Location
- 166 Schoolhouse Road Donaldson, Arkansas postal address 71941 United States

District information
- Grades: PK–12
- Accreditation: Arkansas Department of Education
- Schools: 2
- NCES District ID: 0510980

Students and staff
- Students: 527
- Teachers: 38.12 (on FTE basis)
- Staff: 98.12 (on FTE basis)
- Student–teacher ratio: 13.82
- Athletic conference: 1A Region 5 (2012–14)
- District mascot: Warriors
- Colors: Green Gold

Other information
- Website: ouachitasd.org

= Ouachita School District =

School district in Arkansas, United States

Ouachita School District is a public school district based in Midway, Hot Spring County, Arkansas, United States, with a Donaldson postal address.
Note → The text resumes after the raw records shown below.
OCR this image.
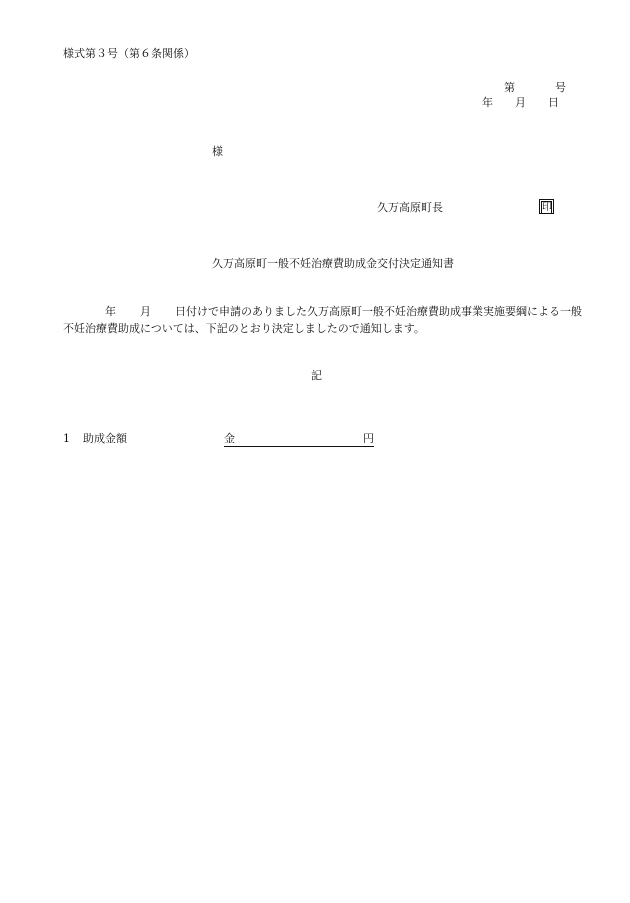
様式第３号（第６条関係）
第	号
年 月 日
様
久万高原町長	印
久万高原町一般不妊治療費助成金交付決定通知書
年 月 日付けで申請のありました久万高原町一般不妊治療費助成事業実施要綱による一般
不妊治療費助成については、下記のとおり決定しましたので通知します。
記
1 助成金額	金	円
The Ouachita School District provides early childhood, elementary and secondary education for more than 550 prekindergarten through grade 12 students at its two facilities and serving 72.82 acre of land in, Hot Spring County, including Donaldson, Friendship, and a portion of Midway.

Ouachita School District is accredited by the Arkansas Department of Education (ADE).

== Schools ==
- Ouachita High School—serving more than 175 students in grades 7 through 12.
- Ouachita Elementary School—serving more than 300 students in pre-kindergarten through grade 6.